As we approach Episode 5, which marks being halfway through the work tasks in BBC1’s The Apprentice, I wanted to review some key learnings to date. With 16 entrepreneurs vying for Lord Sugar’s £250,000 and living together in close quarters, you can imagine almost every second something new arises – which makes the experience ripe for takeaways.
Here are my top 5 to date:
- Be confident in what you know: during Episode 2 (comic books) most of my team were apprehensive about my approach to pitching; however, I’ve been pitching to the world’s biggest brands for my entire career. Even though my own project manager disagreed with my proposed approach, I managed to convince my sub-team and my sub-team leader to let me do my thing. Because we don’t get the actual results until the boardroom, it was clear that even after the pitch not everyone agreed with me. However, the results spoke for themselves when WH Smith purchased 10,000 copies – which was a huge result for our team and far outsold the other team who landed zero copies ordered from the same pitch. It is important to remember what you know well and be confident in your ability and skill set. I truly believe that confidence is a huge part of business success, but it’s even more helpful if you have the skills to back it up.
- Don’t pretend to know what you don’t know: conversely, in Episode 3 (donuts) I ended up saying something to a client that was incredibly embarrassing and wrong – saying I had gone to their opening two years ago, when it transpires that the restaurant had been opened for ten (full article on my embarrassing moment so kindly written by The Daily Star here) . Despite what other people might have thought, this was just a complete mistake – I had been to a party there two years ago and the person who brought me mentioned it was a “launch”. I clearly mistook that as a launch for the restaurant when it must have been a launch for a drinks brand. I blame it on the cocktails. Regardless, when on The Apprentice we don’t have access to the internet to fact-check, but in real life, you absolutely need to get your facts straight before you go into any meeting or pitch with a potential client. The more you know about their organisation, the better prepared you will be to make the sale.
- Don’t wallow in your mistakes: everyone makes mistakes so don’t beat yourself up about it. Just acknowledge the mistake, try and fix it if possible, and most importantly try and learn from your mistakes so you can avoid them in the future.
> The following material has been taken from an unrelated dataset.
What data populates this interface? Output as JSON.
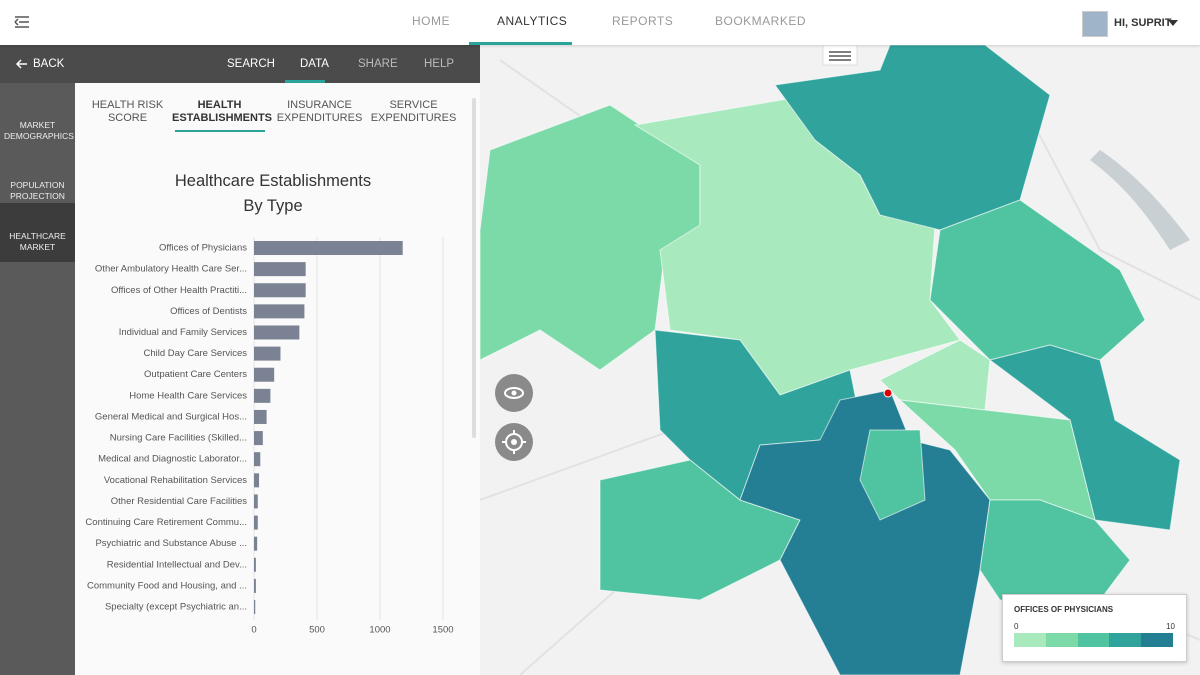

- Don’t expect everyone to behave the same way you would: I have always had a hard time with this, but with The Apprentice this was even less forgiving and was laid bare for all to see on Episode 1 in the boardroom. Without going into details and show secrets, the boardroom in Episode 1 erupted across our team because of differing motivations for everyone involved. Not everyone will react the same when put on the spot and you need to be prepared to see people at their worst when backed up into a corner. This is especially true for office politics and career progression. Getting to know your colleagues will help reduce any potential fall out and it’s important to know everyone’s motivations before you try and advance and ask for a raise.
- Everyone reads situations differently: with over 8 million people watching the same episode each week, it astounds me how different everyone’s views of the same episode are. A huge testament that people’s personal experiences direct their opinions. Don’t take things personally if not everyone agrees with you.